Om vast te stellen of het aangetroffen antecedent een belemmering kan vormen voor de afgifte van de VOG, hanteert de minister de bij de Beleidsregels behorende screeningsprofielen, als bedoeld in paragraaf 3.2.3 van de Beleidsregels. Er is een algemeen screeningsprofiel, dat onder meer is onderverdeeld in het gebied Proces. Onder dit gebied valt onder meer het (rijdend) vervoer waarbij goederen, producten, post en pakketten worden getransporteerd en/of bezorgd. Bij het (rijdend) vervoer van goederen etc. bestaat het gevaar van diefstal en verduistering.

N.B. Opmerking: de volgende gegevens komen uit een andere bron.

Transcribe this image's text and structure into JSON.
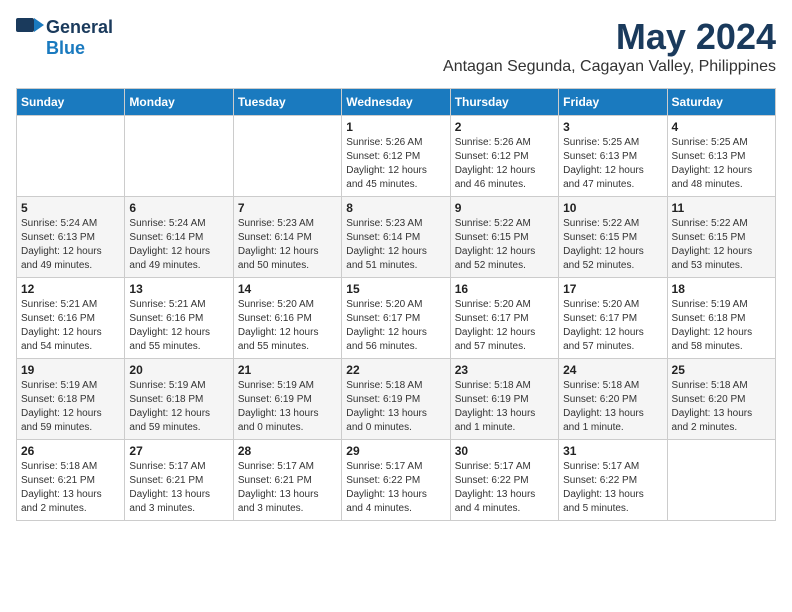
{
  "logo": {
    "general": "General",
    "blue": "Blue"
  },
  "header": {
    "month": "May 2024",
    "location": "Antagan Segunda, Cagayan Valley, Philippines"
  },
  "weekdays": [
    "Sunday",
    "Monday",
    "Tuesday",
    "Wednesday",
    "Thursday",
    "Friday",
    "Saturday"
  ],
  "weeks": [
    [
      {
        "day": "",
        "info": ""
      },
      {
        "day": "",
        "info": ""
      },
      {
        "day": "",
        "info": ""
      },
      {
        "day": "1",
        "info": "Sunrise: 5:26 AM\nSunset: 6:12 PM\nDaylight: 12 hours\nand 45 minutes."
      },
      {
        "day": "2",
        "info": "Sunrise: 5:26 AM\nSunset: 6:12 PM\nDaylight: 12 hours\nand 46 minutes."
      },
      {
        "day": "3",
        "info": "Sunrise: 5:25 AM\nSunset: 6:13 PM\nDaylight: 12 hours\nand 47 minutes."
      },
      {
        "day": "4",
        "info": "Sunrise: 5:25 AM\nSunset: 6:13 PM\nDaylight: 12 hours\nand 48 minutes."
      }
    ],
    [
      {
        "day": "5",
        "info": "Sunrise: 5:24 AM\nSunset: 6:13 PM\nDaylight: 12 hours\nand 49 minutes."
      },
      {
        "day": "6",
        "info": "Sunrise: 5:24 AM\nSunset: 6:14 PM\nDaylight: 12 hours\nand 49 minutes."
      },
      {
        "day": "7",
        "info": "Sunrise: 5:23 AM\nSunset: 6:14 PM\nDaylight: 12 hours\nand 50 minutes."
      },
      {
        "day": "8",
        "info": "Sunrise: 5:23 AM\nSunset: 6:14 PM\nDaylight: 12 hours\nand 51 minutes."
      },
      {
        "day": "9",
        "info": "Sunrise: 5:22 AM\nSunset: 6:15 PM\nDaylight: 12 hours\nand 52 minutes."
      },
      {
        "day": "10",
        "info": "Sunrise: 5:22 AM\nSunset: 6:15 PM\nDaylight: 12 hours\nand 52 minutes."
      },
      {
        "day": "11",
        "info": "Sunrise: 5:22 AM\nSunset: 6:15 PM\nDaylight: 12 hours\nand 53 minutes."
      }
    ],
    [
      {
        "day": "12",
        "info": "Sunrise: 5:21 AM\nSunset: 6:16 PM\nDaylight: 12 hours\nand 54 minutes."
      },
      {
        "day": "13",
        "info": "Sunrise: 5:21 AM\nSunset: 6:16 PM\nDaylight: 12 hours\nand 55 minutes."
      },
      {
        "day": "14",
        "info": "Sunrise: 5:20 AM\nSunset: 6:16 PM\nDaylight: 12 hours\nand 55 minutes."
      },
      {
        "day": "15",
        "info": "Sunrise: 5:20 AM\nSunset: 6:17 PM\nDaylight: 12 hours\nand 56 minutes."
      },
      {
        "day": "16",
        "info": "Sunrise: 5:20 AM\nSunset: 6:17 PM\nDaylight: 12 hours\nand 57 minutes."
      },
      {
        "day": "17",
        "info": "Sunrise: 5:20 AM\nSunset: 6:17 PM\nDaylight: 12 hours\nand 57 minutes."
      },
      {
        "day": "18",
        "info": "Sunrise: 5:19 AM\nSunset: 6:18 PM\nDaylight: 12 hours\nand 58 minutes."
      }
    ],
    [
      {
        "day": "19",
        "info": "Sunrise: 5:19 AM\nSunset: 6:18 PM\nDaylight: 12 hours\nand 59 minutes."
      },
      {
        "day": "20",
        "info": "Sunrise: 5:19 AM\nSunset: 6:18 PM\nDaylight: 12 hours\nand 59 minutes."
      },
      {
        "day": "21",
        "info": "Sunrise: 5:19 AM\nSunset: 6:19 PM\nDaylight: 13 hours\nand 0 minutes."
      },
      {
        "day": "22",
        "info": "Sunrise: 5:18 AM\nSunset: 6:19 PM\nDaylight: 13 hours\nand 0 minutes."
      },
      {
        "day": "23",
        "info": "Sunrise: 5:18 AM\nSunset: 6:19 PM\nDaylight: 13 hours\nand 1 minute."
      },
      {
        "day": "24",
        "info": "Sunrise: 5:18 AM\nSunset: 6:20 PM\nDaylight: 13 hours\nand 1 minute."
      },
      {
        "day": "25",
        "info": "Sunrise: 5:18 AM\nSunset: 6:20 PM\nDaylight: 13 hours\nand 2 minutes."
      }
    ],
    [
      {
        "day": "26",
        "info": "Sunrise: 5:18 AM\nSunset: 6:21 PM\nDaylight: 13 hours\nand 2 minutes."
      },
      {
        "day": "27",
        "info": "Sunrise: 5:17 AM\nSunset: 6:21 PM\nDaylight: 13 hours\nand 3 minutes."
      },
      {
        "day": "28",
        "info": "Sunrise: 5:17 AM\nSunset: 6:21 PM\nDaylight: 13 hours\nand 3 minutes."
      },
      {
        "day": "29",
        "info": "Sunrise: 5:17 AM\nSunset: 6:22 PM\nDaylight: 13 hours\nand 4 minutes."
      },
      {
        "day": "30",
        "info": "Sunrise: 5:17 AM\nSunset: 6:22 PM\nDaylight: 13 hours\nand 4 minutes."
      },
      {
        "day": "31",
        "info": "Sunrise: 5:17 AM\nSunset: 6:22 PM\nDaylight: 13 hours\nand 5 minutes."
      },
      {
        "day": "",
        "info": ""
      }
    ]
  ]
}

Volgens paragraaf 3.3, voor zover thans van belang, kan op grond van het subjectieve criterium worden geoordeeld dat het belang dat betrokkene bij het verstrekken van de VOG heeft zwaarder weegt dan het door middel van het objectieve criterium vastgestelde risico voor de samenleving. In dat geval wordt de VOG afgegeven, ook als wordt voldaan aan het objectieve criterium voor weigering.

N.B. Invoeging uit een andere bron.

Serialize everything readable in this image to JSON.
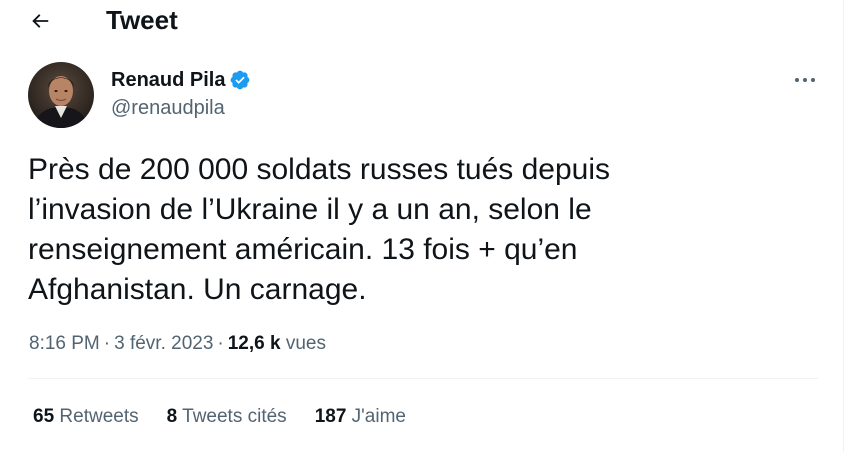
{
  "header": {
    "title": "Tweet"
  },
  "author": {
    "name": "Renaud Pila",
    "handle": "@renaudpila",
    "verified_color": "#1d9bf0"
  },
  "tweet": {
    "lines": [
      "Près de 200 000 soldats russes tués depuis",
      "l’invasion de l’Ukraine il y a un an, selon le",
      "renseignement américain. 13 fois + qu’en",
      "Afghanistan. Un carnage."
    ]
  },
  "meta": {
    "time": "8:16 PM",
    "separator": "·",
    "date": "3 févr. 2023",
    "views_count": "12,6 k",
    "views_label": "vues"
  },
  "stats": {
    "retweets_count": "65",
    "retweets_label": "Retweets",
    "quotes_count": "8",
    "quotes_label": "Tweets cités",
    "likes_count": "187",
    "likes_label": "J'aime"
  }
}
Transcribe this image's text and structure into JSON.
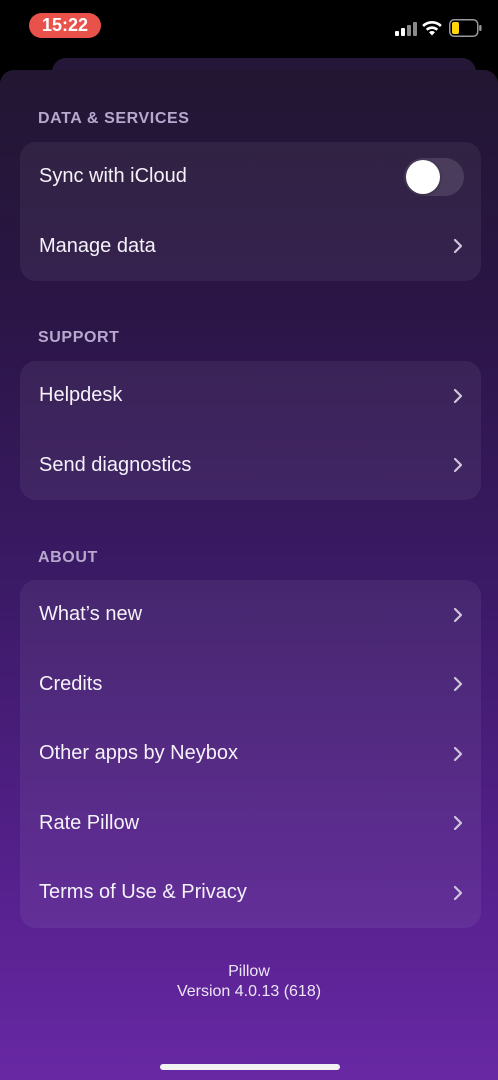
{
  "status_bar": {
    "time": "15:22",
    "icons": [
      "signal-icon",
      "wifi-icon",
      "battery-icon"
    ],
    "time_pill_color": "#e8524a",
    "battery_level_color": "#ffd60a"
  },
  "sections": {
    "data_services": {
      "header": "DATA & SERVICES",
      "items": [
        {
          "label": "Sync with iCloud",
          "control": "toggle",
          "toggle_on": false
        },
        {
          "label": "Manage data",
          "control": "chevron-right-icon"
        }
      ]
    },
    "support": {
      "header": "SUPPORT",
      "items": [
        {
          "label": "Helpdesk",
          "control": "chevron-right-icon"
        },
        {
          "label": "Send diagnostics",
          "control": "chevron-right-icon"
        }
      ]
    },
    "about": {
      "header": "ABOUT",
      "items": [
        {
          "label": "What’s new",
          "control": "chevron-right-icon"
        },
        {
          "label": "Credits",
          "control": "chevron-right-icon"
        },
        {
          "label": "Other apps by Neybox",
          "control": "chevron-right-icon"
        },
        {
          "label": "Rate Pillow",
          "control": "chevron-right-icon"
        },
        {
          "label": "Terms of Use & Privacy",
          "control": "chevron-right-icon"
        }
      ]
    }
  },
  "footer": {
    "app_name": "Pillow",
    "version": "Version 4.0.13 (618)"
  },
  "colors": {
    "background_top": "#221632",
    "background_bottom": "#6a29a6",
    "section_header": "#b8a8cf"
  }
}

Volgens paragraaf 3.3.2, voor zover thans van belang, ziet het subjectieve criterium op omstandigheden van het geval die ertoe kunnen leiden dat de objectieve vaststelling van een risico voor de samenleving ten aanzien van deze aanvrager niet zou moeten leiden tot een afwijzing. Relevante omstandigheden van het geval zijn onder meer de wijze waarop de strafzaak is afgedaan, het tijdsverloop en de hoeveelheid antecedenten.
2.2. [appellant] heeft afgifte van een VOG verzocht ten behoeve van de functie van zaterdagbesteller bij TNT Post B.V.
2.3. De minister heeft aan de in bezwaar gehandhaafde weigering ten grondslag gelegd dat in de justitiële documentatie is vermeld dat [appellant] op 27 augustus 2007 is veroordeeld tot een werkstraf van honderd uren, subsidiair vijftig dagen jeugddetentie, wegens openlijke geweldpleging, twee gevallen van het medeplegen van het veroorzaken van brand, ontploffing of overstroming en poging tot diefstal in vereniging met braak. Daarnaast is hij voor vorengenoemde feiten veroordeeld tot € 464,00 schadevergoeding subsidiair negen dagen jeugddetentie. De minister heeft zich op het standpunt gesteld dat deze antecedenten, indien herhaald, gelet op het risico voor de samenleving, aan een behoorlijke uitoefening van de functie waarvoor de VOG wordt gevraagd in de weg staan, en hem geen bijzondere omstandigheden zijn gebleken die afgifte van een VOG rechtvaardigen.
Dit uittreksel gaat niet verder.